Dr. Zhu’s group conducts research on various topics, ranging from foundational methodologies to challenging applications, in data science. In particular, the group has been investigating the fundamental issues and techniques for supporting various types of queries (including range queries, box queries, k-NN queries, and hybrid queries) on large datasets in a non-ordered discrete data space. A number of novel indexing and searching techniques that utilize the unique characteristics of an NDDS are developed. The group has also been studying the issues and techniques for storing and searching large scale k-mer datasets for various genome sequence analysis applications in bioinformatics. A virtual approximate store approach to supporting repetitive big data in genome sequence analyses and several new sequence analysis techniques are suggested.

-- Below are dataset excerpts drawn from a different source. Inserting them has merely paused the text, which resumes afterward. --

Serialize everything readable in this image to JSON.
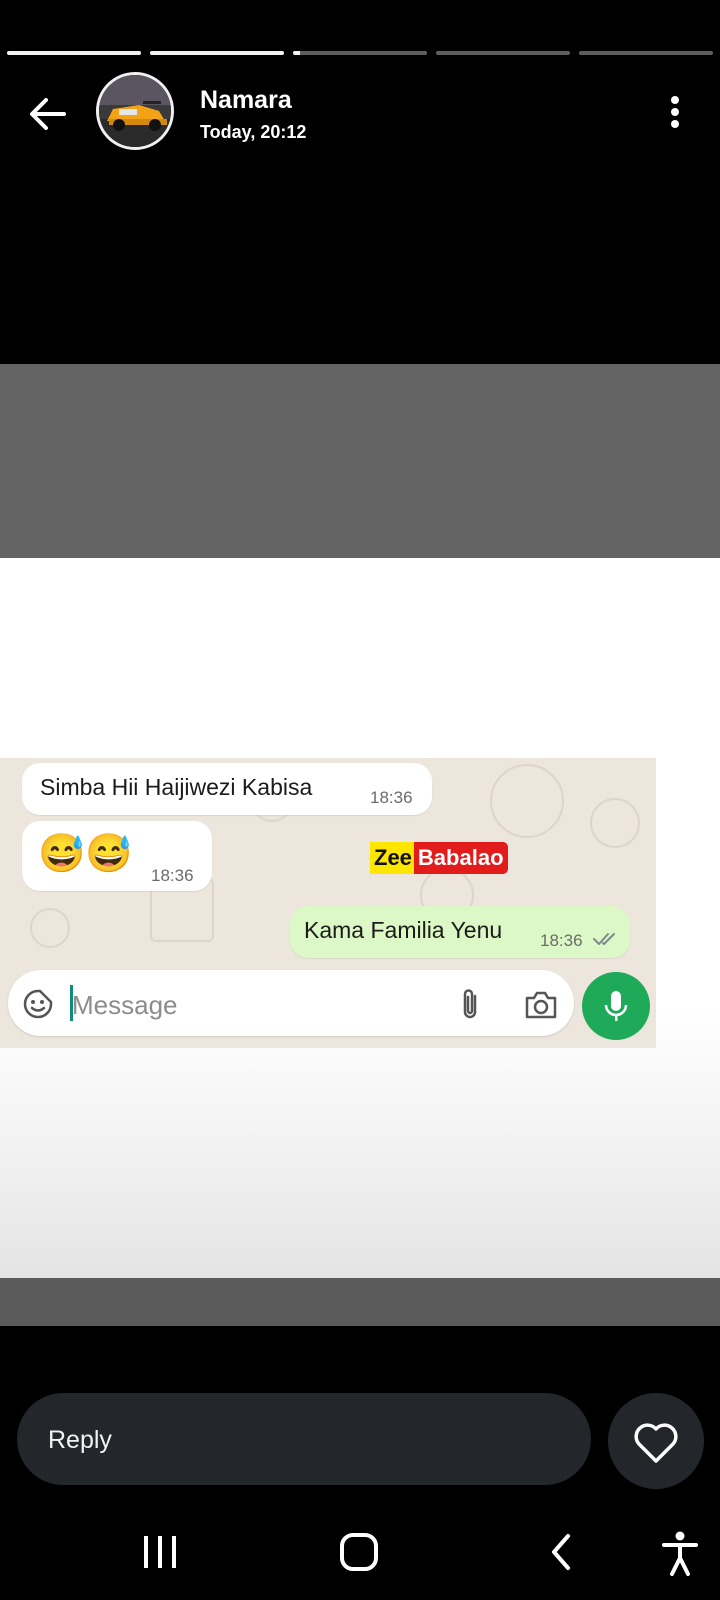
{
  "story": {
    "progress_segments": [
      1,
      1,
      0.05,
      0,
      0
    ],
    "author": "Namara",
    "timestamp": "Today, 20:12"
  },
  "chat_screenshot": {
    "messages": [
      {
        "direction": "incoming",
        "text": "Simba Hii Haijiwezi Kabisa",
        "time": "18:36"
      },
      {
        "direction": "incoming",
        "text": "😅😅",
        "time": "18:36"
      },
      {
        "direction": "outgoing",
        "text": "Kama Familia Yenu",
        "time": "18:36",
        "status": "double-check-icon"
      }
    ],
    "watermark": {
      "part1": "Zee",
      "part2": "Babalao"
    },
    "input_placeholder": "Message"
  },
  "reply": {
    "placeholder": "Reply"
  },
  "icons": {
    "back": "arrow-left-icon",
    "more": "more-vertical-icon",
    "like": "heart-icon",
    "nav": [
      "recent-apps-icon",
      "home-icon",
      "back-chevron-icon",
      "accessibility-icon"
    ]
  },
  "colors": {
    "progress_active": "#f2f2f2",
    "progress_inactive": "#5e5e5e",
    "reply_bg": "#23272b",
    "bubble_out": "#dcf8c6",
    "mic_green": "#1faa59",
    "watermark_yellow": "#ffe600",
    "watermark_red": "#e21b1b"
  }
}
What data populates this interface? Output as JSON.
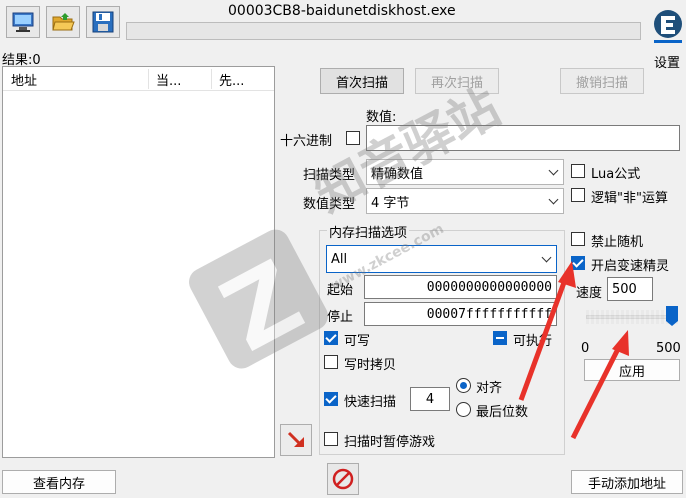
{
  "window_title": "00003CB8-baidunetdiskhost.exe",
  "settings_label": "设置",
  "results_label": "结果:0",
  "columns": [
    "地址",
    "当...",
    "先..."
  ],
  "buttons": {
    "first_scan": "首次扫描",
    "next_scan": "再次扫描",
    "undo_scan": "撤销扫描",
    "view_memory": "查看内存",
    "add_address": "手动添加地址",
    "apply": "应用"
  },
  "value_label": "数值:",
  "value_input": "",
  "hex_label": "十六进制",
  "scan_type_label": "扫描类型",
  "scan_type_value": "精确数值",
  "value_type_label": "数值类型",
  "value_type_value": "4 字节",
  "lua_label": "Lua公式",
  "logic_not_label": "逻辑\"非\"运算",
  "mem_options_title": "内存扫描选项",
  "mem_region_value": "All",
  "start_label": "起始",
  "start_value": "0000000000000000",
  "stop_label": "停止",
  "stop_value": "00007fffffffffff",
  "writable_label": "可写",
  "executable_label": "可执行",
  "copy_on_write_label": "写时拷贝",
  "fast_scan_label": "快速扫描",
  "fast_scan_value": "4",
  "align_label": "对齐",
  "last_digits_label": "最后位数",
  "pause_game_label": "扫描时暂停游戏",
  "disable_random_label": "禁止随机",
  "speedhack_label": "开启变速精灵",
  "speed_label": "速度",
  "speed_value": "500",
  "slider_min": "0",
  "slider_max": "500",
  "slider_level_fraction": 1.0,
  "watermark_text": "知音驿站",
  "watermark_url": "www.zkcee.com",
  "colors": {
    "accent": "#0a64c8",
    "arrow": "#e8322a"
  }
}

In addition, the group has been researching the challenges and methods for processing and optimizing a new type of so-called progressive queries that are formulated on the fly by a user in multiple steps. Such queries are widely used in many application domains including e-commerce, social media, business intelligence, and decision support. The other research topics that have been studied by the group include streaming data processing, self-management database, spatio-temporal data indexing, data privacy, Web information management, and vehicle drive-through wireless services.
Michael Elliott is Professor of Biostatistics at the University of Michigan School of Public Health and Research Scientist at the Institute for Social Research. Dr. Elliott’s statistical research interests focus around the broad topic of “missing data,” including the design and analysis of sample surveys, casual and counterfactual inference, and latent variable models. He has worked closely with collaborators in injury research, pediatrics, women’s health, and the social determinants of physical and mental health. Dr. Elliott serves as an Associate Editor for the Journal of the American Statistical Association. He is currently serving as a co-investigator on the MIDAS-affiliated Reinventing Urban Transportation and Mobility project, working to develop methods to improve the representativeness of naturalistic driving data.